Les autorités administratives d’Agboville ont lancé une alerte sanitaire après une dégradation soudaine de la qualité de l’eau potable alimentant plusieurs localités de la région de l’Agnéby-Tiassa. Lors d’une réunion d’urgence tenue le lundi 3 août 2026 avec les sous-préfets, les chefs de villages, les chefs de quartiers et les responsables des services techniques, le préfet de région, préfet du département d’Agboville, Sihindou Coulibaly, a attribué cette situation aux activités d’orpaillage clandestin menées en amont du fleuve Agbo, dans la région du Moronou.
Selon le préfet, les premiers signes de cette pollution sont apparus le vendredi 31 juillet, avec un changement spectaculaire de la couleur de l’eau distribuée dans les réseaux d’Agboville, de Grand-Morié, d’Attobrou ainsi que dans les villages de Yapo. « Depuis vendredi dernier, nous avons constaté un changement total de la couleur de l’eau. Les images des drones des Eaux et Forêts montrent que l’eau n’est pas potable, car elle contient du cyanure », a-t-il déclaré.
Les premières investigations menées par les services techniques indiquent que cette forte turbidité serait liée aux activités d’exploitation illégale de l’or dans le Moronou, où le fleuve Agbo prend sa source. Cette pollution compromet la qualité de l’eau destinée à la consommation de milliers d’habitants et remet en cause les importants investissements réalisés par l’État pour améliorer l’accès à l’eau potable dans la région.
Sihindou Coulibaly a rappelé que près de 5 000 kilomètres de canalisations ont été installés dans le cadre du renforcement du réseau d’alimentation en eau, tandis que le coût du branchement a été réduit de 163 000 à 10 000 FCFA afin de favoriser les raccordements des ménages. Plus de 7 000 nouveaux abonnements ont ainsi été enregistrés, pour un investissement global estimé à près de 50 milliards de FCFA dans la région, dont 27 milliards consacrés à la seule ville d’Agboville. « Malgré tous ces efforts, l’orpaillage clandestin en amont continue de polluer la ressource », a-t-il regretté.
Les analyses préliminaires réalisées par l’Office national de l’eau potable (ONEP) confirment l’ampleur de la dégradation. Selon le chef de l’antenne régionale, Soro Nahoua, le taux de turbidité atteint 850 unités, alors que la norme est fixée à cinq unités, soit un niveau 170 fois supérieur à la limite recommandée.
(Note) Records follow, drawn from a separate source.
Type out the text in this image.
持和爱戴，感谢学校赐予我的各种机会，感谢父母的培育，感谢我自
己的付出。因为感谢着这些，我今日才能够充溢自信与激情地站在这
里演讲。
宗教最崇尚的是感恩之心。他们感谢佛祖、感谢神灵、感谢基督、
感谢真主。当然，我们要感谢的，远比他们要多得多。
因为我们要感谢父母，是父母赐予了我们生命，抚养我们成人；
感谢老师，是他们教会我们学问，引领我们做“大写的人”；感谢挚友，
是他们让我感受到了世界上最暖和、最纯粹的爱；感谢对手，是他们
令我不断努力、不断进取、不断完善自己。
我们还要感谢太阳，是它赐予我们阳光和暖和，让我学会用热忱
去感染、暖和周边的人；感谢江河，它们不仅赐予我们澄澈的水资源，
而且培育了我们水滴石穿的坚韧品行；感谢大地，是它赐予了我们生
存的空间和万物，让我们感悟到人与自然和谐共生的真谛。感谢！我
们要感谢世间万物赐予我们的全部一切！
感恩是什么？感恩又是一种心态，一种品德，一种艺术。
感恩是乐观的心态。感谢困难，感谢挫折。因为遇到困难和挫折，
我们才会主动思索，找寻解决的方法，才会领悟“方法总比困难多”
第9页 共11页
Il a précisé que les activités d’orpaillage utilisent notamment du mercure et du cyanure, deux substances reconnues pour leur toxicité et susceptibles d’entraîner de graves conséquences sur la santé humaine.
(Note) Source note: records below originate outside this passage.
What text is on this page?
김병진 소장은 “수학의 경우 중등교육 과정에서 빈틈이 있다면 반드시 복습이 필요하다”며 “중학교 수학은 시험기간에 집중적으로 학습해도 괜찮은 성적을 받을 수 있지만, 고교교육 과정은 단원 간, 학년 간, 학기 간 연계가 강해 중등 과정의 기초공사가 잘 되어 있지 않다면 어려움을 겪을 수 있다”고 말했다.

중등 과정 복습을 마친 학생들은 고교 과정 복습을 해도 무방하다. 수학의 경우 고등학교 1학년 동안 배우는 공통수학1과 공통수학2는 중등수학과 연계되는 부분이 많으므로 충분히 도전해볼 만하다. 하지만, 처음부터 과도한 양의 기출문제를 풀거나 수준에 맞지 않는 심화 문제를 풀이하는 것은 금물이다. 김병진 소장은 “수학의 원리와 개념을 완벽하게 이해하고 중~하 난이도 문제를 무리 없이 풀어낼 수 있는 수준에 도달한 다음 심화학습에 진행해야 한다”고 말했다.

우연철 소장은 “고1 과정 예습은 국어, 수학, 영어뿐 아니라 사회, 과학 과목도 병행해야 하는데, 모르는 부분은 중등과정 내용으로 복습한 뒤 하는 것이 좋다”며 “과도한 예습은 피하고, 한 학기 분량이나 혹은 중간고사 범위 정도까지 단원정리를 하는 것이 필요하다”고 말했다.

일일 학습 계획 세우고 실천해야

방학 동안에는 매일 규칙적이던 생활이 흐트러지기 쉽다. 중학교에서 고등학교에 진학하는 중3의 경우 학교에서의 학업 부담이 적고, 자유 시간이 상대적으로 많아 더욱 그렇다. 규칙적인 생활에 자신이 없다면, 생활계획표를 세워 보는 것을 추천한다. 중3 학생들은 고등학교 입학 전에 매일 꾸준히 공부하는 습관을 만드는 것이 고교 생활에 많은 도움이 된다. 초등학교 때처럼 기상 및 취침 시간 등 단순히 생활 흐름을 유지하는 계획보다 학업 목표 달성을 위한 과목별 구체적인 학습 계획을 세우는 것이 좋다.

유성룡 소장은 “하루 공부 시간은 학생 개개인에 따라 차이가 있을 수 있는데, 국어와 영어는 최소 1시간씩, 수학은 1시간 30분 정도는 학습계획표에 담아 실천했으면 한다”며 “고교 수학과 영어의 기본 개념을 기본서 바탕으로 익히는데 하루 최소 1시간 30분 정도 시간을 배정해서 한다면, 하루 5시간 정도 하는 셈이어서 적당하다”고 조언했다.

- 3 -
Les autorités sanitaires mettent également en garde contre les risques liés au recours à des sources d’eau non traitées. En cas d’abandon du réseau public au profit des puits, la montée des eaux pourrait favoriser la propagation de maladies hydriques telles que la typhoïde ou le choléra. Les résultats des analyses complémentaires du Laboratoire national d’appui au développement agricole (LANADA) sont attendus afin de déterminer précisément le niveau de contamination.
Dans l’attente, le préfet a invité les populations à ne plus consommer l’eau du robinet jusqu’à nouvel ordre. Il leur recommande de privilégier l’eau minérale ou celle provenant de forages privés sécurisés, de traiter systématiquement l’eau des puits avant toute consommation et de s’approvisionner auprès des camions-citernes qui seront déployés dans les zones concernées.
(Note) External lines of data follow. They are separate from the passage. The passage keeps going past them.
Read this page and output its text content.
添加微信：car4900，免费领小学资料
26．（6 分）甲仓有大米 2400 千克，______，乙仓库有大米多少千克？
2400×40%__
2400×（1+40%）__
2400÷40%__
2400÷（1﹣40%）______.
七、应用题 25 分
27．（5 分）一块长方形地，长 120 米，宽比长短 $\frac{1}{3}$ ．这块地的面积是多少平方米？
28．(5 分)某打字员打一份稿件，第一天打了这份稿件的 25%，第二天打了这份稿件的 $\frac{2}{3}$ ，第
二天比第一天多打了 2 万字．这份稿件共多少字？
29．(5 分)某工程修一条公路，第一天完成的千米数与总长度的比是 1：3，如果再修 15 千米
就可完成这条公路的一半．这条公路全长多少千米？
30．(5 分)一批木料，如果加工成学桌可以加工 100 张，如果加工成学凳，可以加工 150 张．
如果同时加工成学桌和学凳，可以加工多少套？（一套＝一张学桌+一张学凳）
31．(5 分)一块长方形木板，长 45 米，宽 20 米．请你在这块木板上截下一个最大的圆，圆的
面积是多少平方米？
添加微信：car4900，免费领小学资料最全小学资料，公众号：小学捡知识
Les autorités ont par ailleurs annoncé une nouvelle opération de survol par drones afin d’identifier les sites d’orpaillage clandestin responsables de cette pollution et de faciliter leur démantèlement. Cette nouvelle crise ravive le souvenir de celle de 2024, lorsque les habitants d’Agboville avaient été privés d’eau potable pendant près d’un mois à la suite d’une pollution similaire imputée aux activités d’exploitation illégale de l’or.